Humble to a fault, Doc was always insistent about never inconveniencing anyone over a trifling matter like a broken leg, and downright incorrigible about keeping it that way. Per his wishes, there will be no public memorial service. In fact, we're quite certain he would object to such an elaborate obituary. It's a mercy that Doc isn't here to see it, or he might have died of embarrassment.
Fortunately, he failed to prohibit such a thing when making his wishes known, so we're taking the opportunity to see if we can disappoint him again, for old times' sake. Sorry, Doc. You'll just have to forgive us this one last time. We promise.
Much to his dismay, the family will have a humble, private gathering to celebrate their love for a humble man, and for a life well lived (we won't tell him if you don't).

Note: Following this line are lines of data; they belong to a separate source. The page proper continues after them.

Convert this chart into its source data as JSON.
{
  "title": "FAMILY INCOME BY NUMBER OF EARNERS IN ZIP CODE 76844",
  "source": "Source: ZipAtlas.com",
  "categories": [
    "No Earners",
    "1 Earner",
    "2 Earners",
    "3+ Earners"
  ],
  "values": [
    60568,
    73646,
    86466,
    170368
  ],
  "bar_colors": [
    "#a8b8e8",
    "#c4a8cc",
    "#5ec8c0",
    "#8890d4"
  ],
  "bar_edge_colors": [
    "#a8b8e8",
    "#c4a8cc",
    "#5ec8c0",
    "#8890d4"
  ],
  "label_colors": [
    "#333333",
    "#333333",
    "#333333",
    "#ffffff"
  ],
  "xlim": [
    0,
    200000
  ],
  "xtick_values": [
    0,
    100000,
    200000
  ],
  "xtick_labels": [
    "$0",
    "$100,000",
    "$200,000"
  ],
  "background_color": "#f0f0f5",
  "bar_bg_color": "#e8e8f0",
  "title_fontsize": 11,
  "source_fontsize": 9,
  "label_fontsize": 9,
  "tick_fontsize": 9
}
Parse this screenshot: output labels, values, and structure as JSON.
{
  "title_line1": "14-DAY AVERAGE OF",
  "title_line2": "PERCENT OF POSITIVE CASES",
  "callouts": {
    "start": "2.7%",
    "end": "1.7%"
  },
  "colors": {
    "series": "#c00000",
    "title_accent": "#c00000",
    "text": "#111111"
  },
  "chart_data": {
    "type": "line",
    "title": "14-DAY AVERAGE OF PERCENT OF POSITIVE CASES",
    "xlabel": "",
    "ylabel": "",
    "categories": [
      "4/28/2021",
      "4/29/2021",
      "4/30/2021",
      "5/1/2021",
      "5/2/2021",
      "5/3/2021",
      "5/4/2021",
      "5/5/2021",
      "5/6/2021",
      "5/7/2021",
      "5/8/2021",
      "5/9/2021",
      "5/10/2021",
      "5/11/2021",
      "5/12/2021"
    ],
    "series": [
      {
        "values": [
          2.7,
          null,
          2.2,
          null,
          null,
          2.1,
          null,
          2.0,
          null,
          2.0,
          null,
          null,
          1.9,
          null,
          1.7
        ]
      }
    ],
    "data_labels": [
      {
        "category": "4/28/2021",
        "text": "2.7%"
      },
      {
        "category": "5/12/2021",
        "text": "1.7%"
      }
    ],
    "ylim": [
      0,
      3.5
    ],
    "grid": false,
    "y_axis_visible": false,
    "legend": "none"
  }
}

His ashes will be kept until they may be rejoined with his wife, that they may be interred together at the Fort Smith National Cemetery after many more years of love and laughter.
If you're of a mind to join us in our last little rebellion in honoring him, rather than flowers, the family asks that you consider making a donation in his name to the Waldron Boys & Girls club or the Waldron Police Department's "Shop with a Cop - City of Waldron" fund, which provides gifts for local children in need during the holiday season.